Diaspora libanaise en Mauritanie : les bâtisseurs discrets sortis des sables

C'est la plus effacée des implantations libanaises d'Afrique de l'Ouest, celle qu'aucun recensement ne chiffre vraiment. Pourtant, de l'Afrique-Occidentale française à la fondation de Nouakchott, des négociants venus du Mont-Liban ont accompagné la naissance d'un pays sorti du sable.

Barque de pêcheurs chargée de sardines sur la plage de Nouakchott, en Mauritanie

Valirian Guillot, via Wikimedia Commons (CC BY 2.0)

Dans la longue cartographie de la diaspora libanaise en Afrique, la Mauritanie occupe une place à part : celle du maillon oublié. Là où la Côte d'Ivoire compte ses dizaines de milliers de Libanais et le Sénégal sa communauté centenaire, Nouakchott n'aligne aucun chiffre, aucune statue, aucune plaque. Et pourtant la présence libanaise y est réelle, ancienne, et tissée à la naissance même du pays. C'est l'histoire d'une implantation discrète qui, faute d'être nombreuse, a longtemps été invisible, mais qui appartient pleinement au grand récit de la mobilité libanaise vers l'Ouest africain.

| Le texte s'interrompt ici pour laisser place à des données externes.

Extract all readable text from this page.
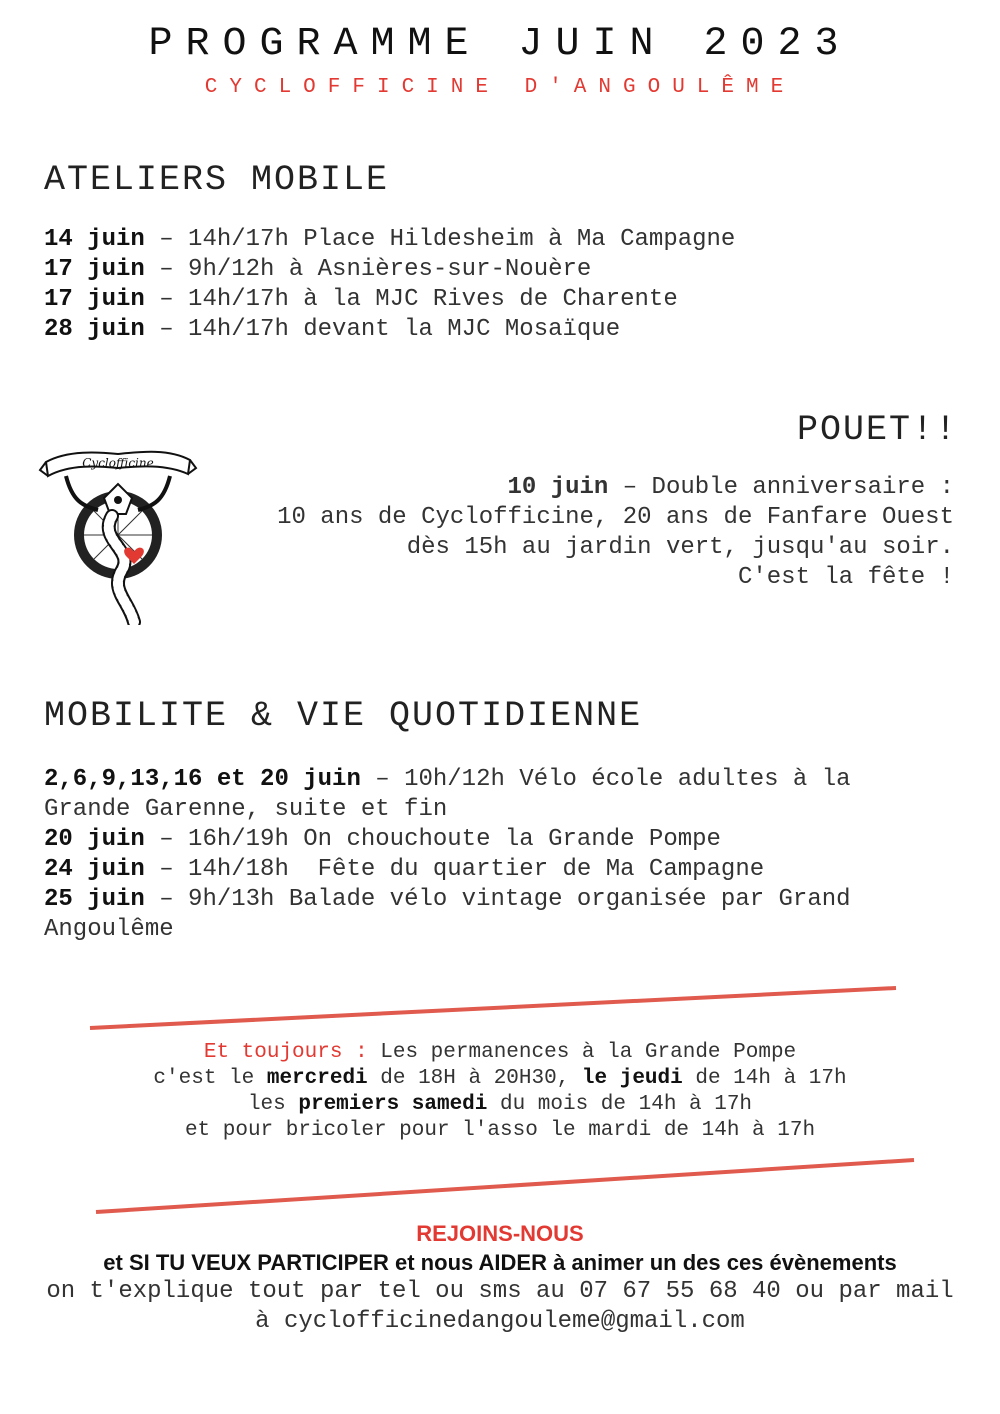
PROGRAMME JUIN 2023
CYCLOFFICINE D'ANGOULÊME
ATELIERS MOBILE
14 juin – 14h/17h Place Hildesheim à Ma Campagne
17 juin – 9h/12h à Asnières-sur-Nouère
17 juin – 14h/17h à la MJC Rives de Charente
28 juin – 14h/17h devant la MJC Mosaïque
POUET!!
Cyclofficine
10 juin – Double anniversaire :
10 ans de Cyclofficine, 20 ans de Fanfare Ouest
dès 15h au jardin vert, jusqu'au soir.
C'est la fête !
MOBILITE & VIE QUOTIDIENNE
2,6,9,13,16 et 20 juin – 10h/12h Vélo école adultes à la Grande Garenne, suite et fin
20 juin – 16h/19h On chouchoute la Grande Pompe
24 juin – 14h/18h  Fête du quartier de Ma Campagne
25 juin – 9h/13h Balade vélo vintage organisée par Grand Angoulême
Et toujours : Les permanences à la Grande Pompe
c'est le mercredi de 18H à 20H30, le jeudi de 14h à 17h
les premiers samedi du mois de 14h à 17h
et pour bricoler pour l'asso le mardi de 14h à 17h
REJOINS-NOUS
et SI TU VEUX PARTICIPER et nous AIDER à animer un des ces évènements
on t'explique tout par tel ou sms au 07 67 55 68 40 ou par mail à cyclofficinedangouleme@gmail.com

Un territoire de l'AOF libanaise

La Mauritanie n'est pas une exception dans le maillage de l'Afrique-Occidentale française. Dans son ouvrage de référence Interlopers of Empire. The Lebanese Diaspora in Colonial French West Africa (Oxford University Press, 2014), couronné par la Royal Historical Society, l'historien Andrew Arsan retient six territoires où les migrants venus du Mont-Liban se sont installés sous l'administration coloniale française : le Sénégal, la Côte d'Ivoire, le Mali, la Guinée, le Bénin et la Mauritanie.

Le mécanisme était partout le même. Pour encadrer les circuits commerciaux de la fédération, de l'arachide aux matières premières, la puissance mandataire et coloniale française avait besoin d'intermédiaires mobiles, capables de tenir les comptoirs entre le négoce européen et les producteurs locaux. Ces Syro-Libanais, arrivés par vagues depuis la crise de la soie et les famines du Mont-Liban ottoman, ont occupé ce rôle d'intermédiaires d'un bout à l'autre de l'AOF. En Mauritanie, immense, désertique et peu peuplée, cette présence est restée plus ténue qu'ailleurs, mais elle s'inscrit dans la même logique.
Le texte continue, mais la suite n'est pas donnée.